If you can embrace the promise in your pain, you can rise up out of the victim mindset that power-hungry partners want you to be in bondage to, so don’t stop short of the win. Esther ignored the value others assigned to her and walked away with a trophy for her trauma. 

Likewise, when you abandon the victim mindset, Esther’s story can help you understand your suffering didn’t happen to you. It happened for you.

Day 5

Scriptures: Isaiah 45:3, 1 Corinthians 10:13, Philippians 1:6

Treasures Of Darkness

My father was a photographer in WWII and later had a photography business on the side. When we moved to Oklahoma he built a darkroom in our garage. After he took pictures, he hung the film to develop in the darkroom…in the pitch dark. No one could go into the darkroom while they were developing. Otherwise, the pictures would be underdeveloped. My father understood why darkness was essential. Light-sensitive materials needed time in the dark in order to develop. 
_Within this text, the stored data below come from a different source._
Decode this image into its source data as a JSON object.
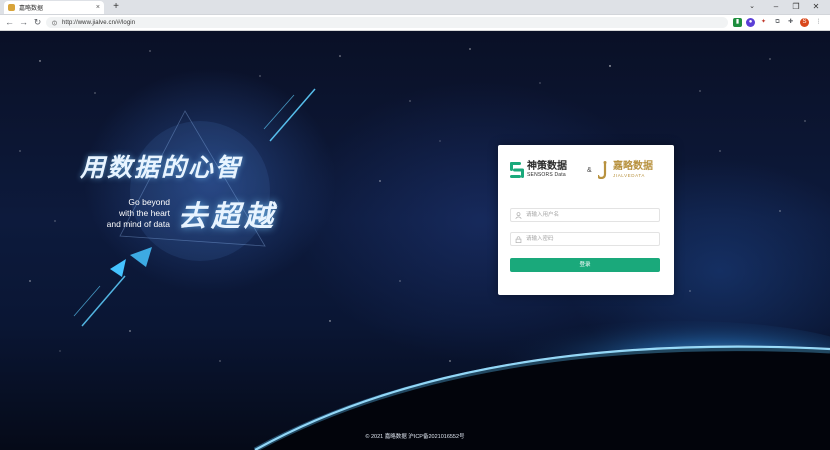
{
  "browser": {
    "tab_title": "嘉略数据",
    "tab_close": "×",
    "new_tab": "+",
    "tabs_dropdown": "⌄",
    "url": "http://www.jialve.cn/#/login",
    "window_controls": {
      "minimize": "–",
      "restore": "❐",
      "close": "✕"
    },
    "nav": {
      "back": "←",
      "forward": "→",
      "reload": "↻"
    },
    "profile_initial": "S"
  },
  "slogan": {
    "cn_line1": "用数据的心智",
    "cn_line2": "去超越",
    "en_line1": "Go beyond",
    "en_line2": "with the heart",
    "en_line3": "and mind of data"
  },
  "login": {
    "logo_sensors_cn": "神策数据",
    "logo_sensors_en": "SENSORS Data",
    "amp": "&",
    "logo_jialve_cn": "嘉略数据",
    "logo_jialve_en": "JIALVEDATA",
    "username_placeholder": "请输入用户名",
    "password_placeholder": "请输入密码",
    "login_button": "登录"
  },
  "footer": "© 2021 嘉略数据 沪ICP备2021016552号",
  "colors": {
    "accent": "#1aa97b",
    "jialve_gold": "#b8923f"
  }
}
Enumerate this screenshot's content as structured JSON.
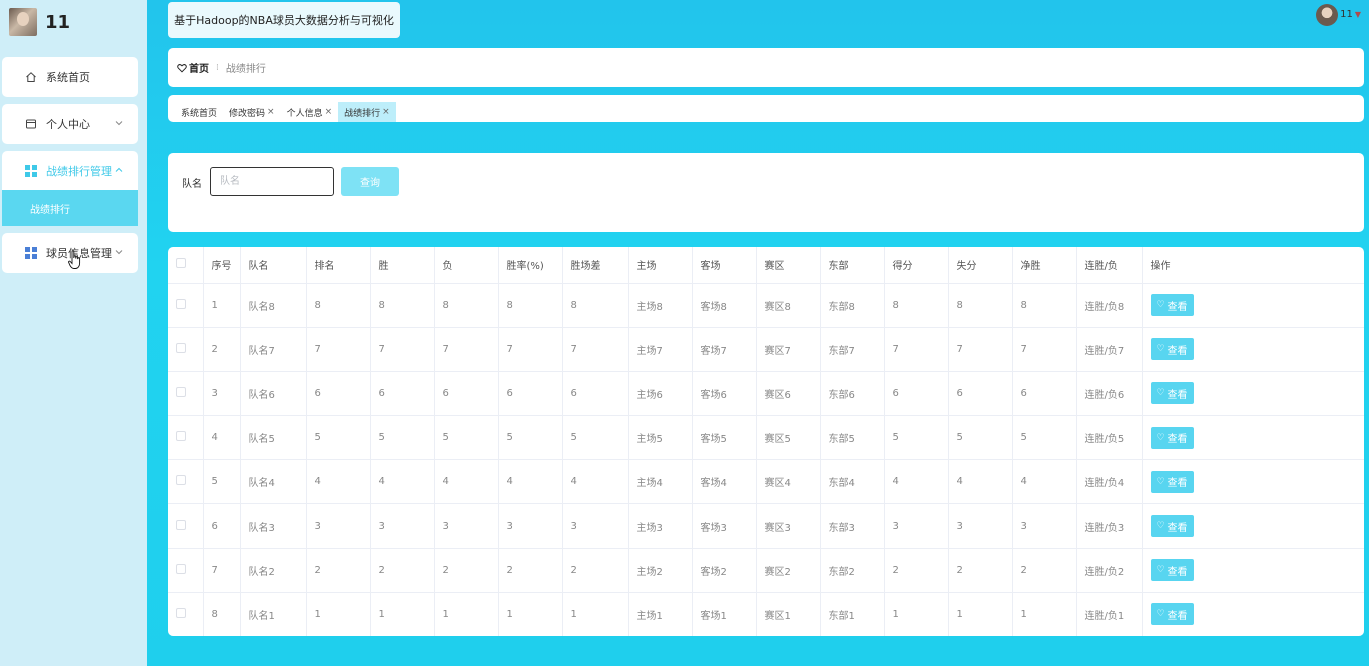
{
  "sidebar": {
    "username": "11",
    "menu": [
      {
        "label": "系统首页"
      },
      {
        "label": "个人中心"
      },
      {
        "label": "战绩排行管理"
      },
      {
        "label": "球员信息管理"
      }
    ],
    "submenu": {
      "label": "战绩排行"
    }
  },
  "header": {
    "title": "基于Hadoop的NBA球员大数据分析与可视化",
    "user": "11"
  },
  "breadcrumb": {
    "home": "首页",
    "current": "战绩排行"
  },
  "tabs": [
    {
      "label": "系统首页"
    },
    {
      "label": "修改密码"
    },
    {
      "label": "个人信息"
    },
    {
      "label": "战绩排行"
    }
  ],
  "search": {
    "label": "队名",
    "placeholder": "队名",
    "button": "查询"
  },
  "table": {
    "headers": [
      "序号",
      "队名",
      "排名",
      "胜",
      "负",
      "胜率(%)",
      "胜场差",
      "主场",
      "客场",
      "赛区",
      "东部",
      "得分",
      "失分",
      "净胜",
      "连胜/负",
      "操作"
    ],
    "action_label": "查看",
    "rows": [
      [
        "1",
        "队名8",
        "8",
        "8",
        "8",
        "8",
        "8",
        "主场8",
        "客场8",
        "赛区8",
        "东部8",
        "8",
        "8",
        "8",
        "连胜/负8"
      ],
      [
        "2",
        "队名7",
        "7",
        "7",
        "7",
        "7",
        "7",
        "主场7",
        "客场7",
        "赛区7",
        "东部7",
        "7",
        "7",
        "7",
        "连胜/负7"
      ],
      [
        "3",
        "队名6",
        "6",
        "6",
        "6",
        "6",
        "6",
        "主场6",
        "客场6",
        "赛区6",
        "东部6",
        "6",
        "6",
        "6",
        "连胜/负6"
      ],
      [
        "4",
        "队名5",
        "5",
        "5",
        "5",
        "5",
        "5",
        "主场5",
        "客场5",
        "赛区5",
        "东部5",
        "5",
        "5",
        "5",
        "连胜/负5"
      ],
      [
        "5",
        "队名4",
        "4",
        "4",
        "4",
        "4",
        "4",
        "主场4",
        "客场4",
        "赛区4",
        "东部4",
        "4",
        "4",
        "4",
        "连胜/负4"
      ],
      [
        "6",
        "队名3",
        "3",
        "3",
        "3",
        "3",
        "3",
        "主场3",
        "客场3",
        "赛区3",
        "东部3",
        "3",
        "3",
        "3",
        "连胜/负3"
      ],
      [
        "7",
        "队名2",
        "2",
        "2",
        "2",
        "2",
        "2",
        "主场2",
        "客场2",
        "赛区2",
        "东部2",
        "2",
        "2",
        "2",
        "连胜/负2"
      ],
      [
        "8",
        "队名1",
        "1",
        "1",
        "1",
        "1",
        "1",
        "主场1",
        "客场1",
        "赛区1",
        "东部1",
        "1",
        "1",
        "1",
        "连胜/负1"
      ]
    ]
  },
  "colors": {
    "accent": "#3fc9e8",
    "button": "#58d5f0",
    "background": "#29c6ea"
  }
}
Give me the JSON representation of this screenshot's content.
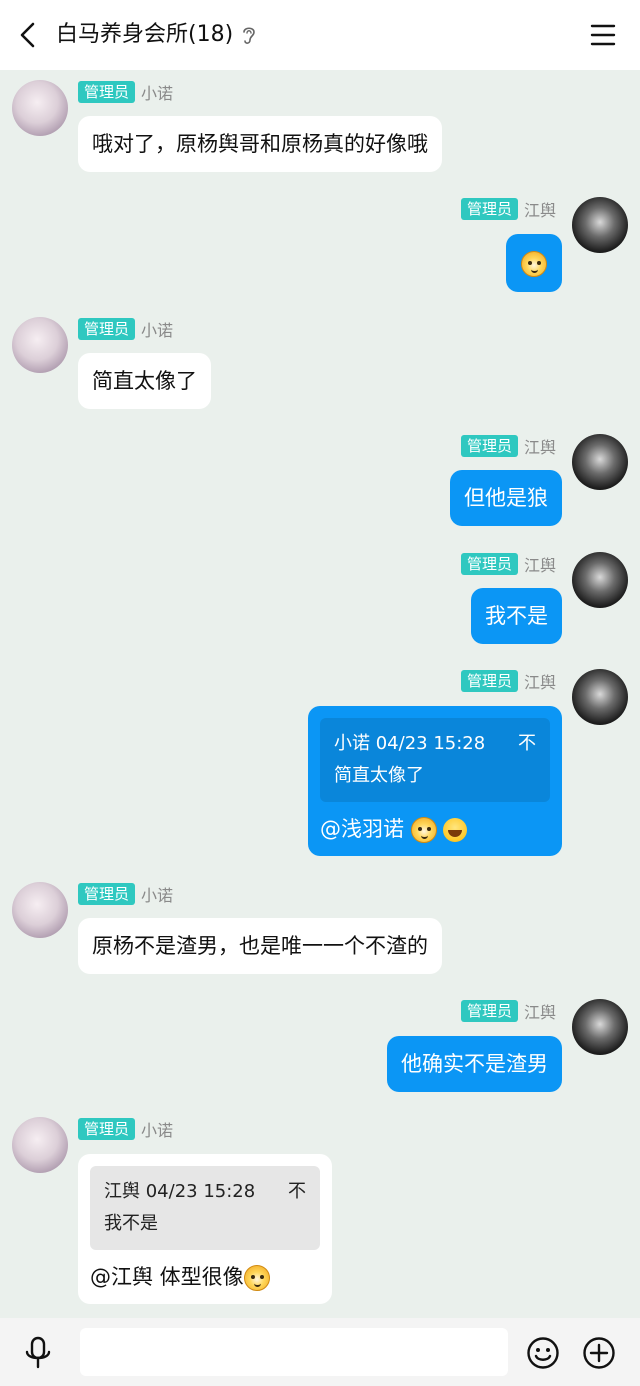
{
  "header": {
    "title": "白马养身会所(18)",
    "back_icon": "chevron-left-icon",
    "ear_icon": "ear-icon",
    "menu_icon": "hamburger-menu-icon"
  },
  "badge_label": "管理员",
  "colors": {
    "badge": "#2fc8c0",
    "outgoing_bubble": "#0b96f5",
    "background": "#eaf0ec"
  },
  "messages": [
    {
      "from": "小诺",
      "side": "in",
      "text": "哦对了，原杨舆哥和原杨真的好像哦"
    },
    {
      "from": "江舆",
      "side": "out",
      "emoji": "tiger-emoji"
    },
    {
      "from": "小诺",
      "side": "in",
      "text": "简直太像了"
    },
    {
      "from": "江舆",
      "side": "out",
      "text": "但他是狼"
    },
    {
      "from": "江舆",
      "side": "out",
      "text": "我不是"
    },
    {
      "from": "江舆",
      "side": "out",
      "quote": {
        "header": "小诺 04/23 15:28",
        "close": "不",
        "body": "简直太像了"
      },
      "text": "@浅羽诺 "
    },
    {
      "from": "小诺",
      "side": "in",
      "text": "原杨不是渣男，也是唯一一个不渣的"
    },
    {
      "from": "江舆",
      "side": "out",
      "text": "他确实不是渣男"
    },
    {
      "from": "小诺",
      "side": "in",
      "quote": {
        "header": "江舆 04/23 15:28",
        "close": "不",
        "body": "我不是"
      },
      "text": "@江舆 体型很像"
    }
  ],
  "input": {
    "value": "",
    "mic_icon": "microphone-icon",
    "emoji_icon": "smiley-icon",
    "plus_icon": "plus-circle-icon"
  }
}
In the same way, God develops us in the dark places. It may seem like he’s not there, but God does his greatest work in the dark. When we try to escape the process prematurely, we remain underdeveloped or worse, a mere negative of what we could be—a reverse image of what He intends for us to be. 

I’ve experienced the excruciating pain and confusion that betrayal, manipulation and gaslighting leaves behind. Even though scripture says that offenses are impossible to avoid, it’s hard to imagine that someone you thought loved you could be so cruel. I’d even remind myself that when offenses come, God always offers his grace. I knew that without it I wouldn’t have the capacity to endure. And yet, in the midst of my misery, I often fell short of God’s grace and failed to recognize his provision of strength. Little by little, I allowed bitter roots to grow up. 

When we fail to respond to the grace of God, we put ourselves in a place where resentment can flourish. And that is Satan’s mission. Make no mistake. Satan hates us. His goal is to prevent us from developing. He does this in a couple of ways. Sometimes, all he has to do is keep us out of the darkroom. 

One of his greatest maneuvers is to help us mask our pain by pacifying us with counterfeit comforts, many of which seem quite ordinary. Online shopping, scrolling on social media or binge watching our favorite shows may seem like innocent escapes but when they turn excessive they only serve to enable us to deny reality, stuff the hurt and delay our healing. 

When that doesn’t work, he’ll try to convince us that we can’t escape the darkness, that we’re chained to bitterness, sorrow and depression. God has freed us, but deception holds us in bondage. But here’s the solid truth: God’s grace is always sufficient. 

In every offense, he makes provision through his grace. When relationship difficulties persist, he will either provide a way of escape or give us the ability to persevere and overcome. 

God releases his power, but the choice to take the grace is ours. And when we respond to God’s grace, he can make a beautiful picture out of every offense. He can turn every sorrow into a showcase of glory. 

So hang on to hope, my courageous friend. God is a master photographer and you are his film. He may leave you in the dark for a while, but it’s because he wants you to be fully developed. And when he’s finished, you’ll be a beautiful picture of freedom to display his hope to the world.